Eğer Kur'an'da kullanılan "Hadis" kavramını aynı ile almış olsalardı, uydurulan "hadis"lerin bir hükmünün olmadığı anlaşılacak ve yaptıkları sahtekarlık ortaya çıkacaktı.
Gelenekçi mezhepçiler Kur'an'da geçen "Allah'ın "Hadis"i deyiminin "söz"ü diye çevirmiş, fakat uydurma "söz"leri "Muhammed( Aleyhisselam)ın "hadis"leri diye bırakmışlardır ve birini Türkçeleştirip öbürünü Arapça bırakarak iki olgu arasında bağlantı kurulabilmesini imkansız Kur'an'ın en önemli yasağını anlaşılmaz kılmışlardır.

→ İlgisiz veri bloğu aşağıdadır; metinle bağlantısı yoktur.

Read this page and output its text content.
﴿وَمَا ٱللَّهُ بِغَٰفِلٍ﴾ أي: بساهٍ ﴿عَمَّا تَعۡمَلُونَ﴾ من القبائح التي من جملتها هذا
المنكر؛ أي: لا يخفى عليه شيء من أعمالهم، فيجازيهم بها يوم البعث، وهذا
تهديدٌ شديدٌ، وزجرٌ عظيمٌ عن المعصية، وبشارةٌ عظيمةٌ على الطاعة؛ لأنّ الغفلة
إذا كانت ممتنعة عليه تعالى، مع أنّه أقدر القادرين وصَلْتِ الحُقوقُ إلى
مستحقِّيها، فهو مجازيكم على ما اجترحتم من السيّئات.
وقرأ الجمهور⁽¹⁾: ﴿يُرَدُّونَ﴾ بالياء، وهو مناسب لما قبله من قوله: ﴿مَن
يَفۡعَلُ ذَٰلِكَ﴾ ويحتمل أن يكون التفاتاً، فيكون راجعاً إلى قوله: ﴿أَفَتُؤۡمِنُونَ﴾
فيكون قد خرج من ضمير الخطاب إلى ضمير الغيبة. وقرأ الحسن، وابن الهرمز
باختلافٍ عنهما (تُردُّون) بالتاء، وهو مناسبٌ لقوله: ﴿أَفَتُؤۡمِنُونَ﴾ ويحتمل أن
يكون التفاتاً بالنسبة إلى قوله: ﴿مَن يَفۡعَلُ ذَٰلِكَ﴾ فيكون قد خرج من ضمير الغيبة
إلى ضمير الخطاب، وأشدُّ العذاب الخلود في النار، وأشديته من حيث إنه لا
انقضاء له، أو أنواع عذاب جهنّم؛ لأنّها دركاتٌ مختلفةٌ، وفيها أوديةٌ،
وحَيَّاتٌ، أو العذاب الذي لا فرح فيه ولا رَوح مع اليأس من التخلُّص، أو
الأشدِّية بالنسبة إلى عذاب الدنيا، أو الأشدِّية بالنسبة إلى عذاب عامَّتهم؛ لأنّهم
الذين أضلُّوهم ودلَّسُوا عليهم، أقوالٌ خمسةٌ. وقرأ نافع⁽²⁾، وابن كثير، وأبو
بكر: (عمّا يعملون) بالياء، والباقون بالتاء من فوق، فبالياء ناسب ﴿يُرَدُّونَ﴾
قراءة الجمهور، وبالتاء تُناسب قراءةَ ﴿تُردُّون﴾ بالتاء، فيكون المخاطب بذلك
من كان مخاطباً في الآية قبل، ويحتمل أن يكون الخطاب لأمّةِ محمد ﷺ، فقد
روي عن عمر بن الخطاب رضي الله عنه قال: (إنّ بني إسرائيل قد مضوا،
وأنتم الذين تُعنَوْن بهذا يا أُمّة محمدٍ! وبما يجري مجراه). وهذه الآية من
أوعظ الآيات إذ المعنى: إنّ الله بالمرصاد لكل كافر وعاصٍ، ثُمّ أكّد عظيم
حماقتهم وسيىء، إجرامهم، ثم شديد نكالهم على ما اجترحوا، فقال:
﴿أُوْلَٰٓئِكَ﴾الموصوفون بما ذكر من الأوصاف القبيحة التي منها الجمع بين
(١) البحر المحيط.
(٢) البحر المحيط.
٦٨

Kur'an'da geçen "Kur'an'dan sonra başka "hadis"lere uymayın, başka "hadis"lere inanmayın" uyarısını salt Kur'an'dan sonra uydurulan "Nebi( Aleyhisselam)ın "hadis"lerine inanılmasını sağlayabilmek için "söz" diye çevirmişlerdir.